Während meiner Fanfiction Hochphase hat es mir immer eine besondere Freude bereitet die sogenannten Antagonisten und Bösewichte auf den Pfad des Heldentums zu führen. Sie entpuppten sich dann am Ende als die wahren Helden, die den Pseudohelden (den Mitläufern korrupter Machthaber) das Handwerk legten. Die Orks haben aus meiner Sicht auch großes Potenzial um aus ihnen Helden zu machen. :) Darüber hinaus kommt es eben immer auf die Perspektive an, was wir als böse und gut wahrnehmen. Ein Ork würde einen Menschen als 'böse' wahrnehmen.

Gut gemacht finde ich die Darstellung in WoW. Sie zeigt ein wenig, wie ich mir das mit den Fraktionen und unterschiedlichen Interessen vorstelle. Abgesehen von WoW oder Tolkien sind mir allerdings noch keine anderen Orks in Büchern begegnet, was mit daran liegen könnte, dass ich weniger klassische Fantasy á la Tolkien lese.
"Every great dream begins with a dreamer. Always remember, you have within you the strength, the patience, and the passion to reach for the stars to change the world."
- Harriet Tubman

canis lupus niger

#48
Zitat von: Yamuri am 15. Dezember 2019, 18:28:51
Abgesehen von WoW oder Tolkien sind mir allerdings noch keine anderen Orks in Büchern begegnet, was mit daran liegen könnte, dass ich weniger klassische Fantasy á la Tolkien lese.
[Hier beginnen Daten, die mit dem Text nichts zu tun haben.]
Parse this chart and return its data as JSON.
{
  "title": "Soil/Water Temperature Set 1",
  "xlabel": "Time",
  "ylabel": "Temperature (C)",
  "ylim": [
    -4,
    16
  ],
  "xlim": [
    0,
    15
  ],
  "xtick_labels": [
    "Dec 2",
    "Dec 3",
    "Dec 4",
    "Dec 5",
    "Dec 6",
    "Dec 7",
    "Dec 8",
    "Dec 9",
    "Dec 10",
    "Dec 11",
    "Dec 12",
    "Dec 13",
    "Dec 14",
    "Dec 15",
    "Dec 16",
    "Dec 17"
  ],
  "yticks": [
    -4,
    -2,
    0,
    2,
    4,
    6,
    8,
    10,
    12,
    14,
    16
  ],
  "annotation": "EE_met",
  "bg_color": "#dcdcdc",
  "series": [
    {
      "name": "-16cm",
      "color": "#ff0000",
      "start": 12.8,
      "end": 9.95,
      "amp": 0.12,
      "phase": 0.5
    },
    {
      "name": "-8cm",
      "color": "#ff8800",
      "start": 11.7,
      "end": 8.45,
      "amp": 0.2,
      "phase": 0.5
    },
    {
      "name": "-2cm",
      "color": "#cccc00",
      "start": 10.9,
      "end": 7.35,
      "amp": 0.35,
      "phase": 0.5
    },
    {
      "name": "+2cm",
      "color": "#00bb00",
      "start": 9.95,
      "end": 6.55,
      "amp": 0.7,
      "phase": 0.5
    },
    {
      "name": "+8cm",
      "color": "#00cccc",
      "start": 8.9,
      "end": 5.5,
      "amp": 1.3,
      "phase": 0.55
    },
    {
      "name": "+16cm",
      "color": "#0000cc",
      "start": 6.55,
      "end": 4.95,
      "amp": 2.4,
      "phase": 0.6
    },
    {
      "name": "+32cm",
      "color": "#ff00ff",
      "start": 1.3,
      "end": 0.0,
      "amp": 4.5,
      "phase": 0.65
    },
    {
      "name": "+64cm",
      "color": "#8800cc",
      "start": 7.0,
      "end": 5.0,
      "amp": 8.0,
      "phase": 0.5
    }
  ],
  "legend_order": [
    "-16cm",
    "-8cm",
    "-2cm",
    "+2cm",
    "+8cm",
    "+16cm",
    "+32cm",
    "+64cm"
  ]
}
Ganz und gar anders als Tolkiens High Fantasyepos um die Welt Mittelerde: Die Ork-Romane von Stan Nichols!

Und die "Isrogant"-Reihe, hier die Anthologien "In Isrogant" Band 1 und 3. Gibt´s auch als E-Books.
Eventuell den Roman "Frevel", mit dem Setting der multikulturellen Stadt Boasp, in deren Kriegsmarine eine Orkfrau den Admiralsposten bekleidet und ein "Orkenprinz" eine Art Hippie-Subkultur gegründet hat. 

;D

Zitat von: Yamuri am 15. Dezember 2019, 18:28:51
Ein Ork würde einen Menschen als 'böse' wahrnehmen.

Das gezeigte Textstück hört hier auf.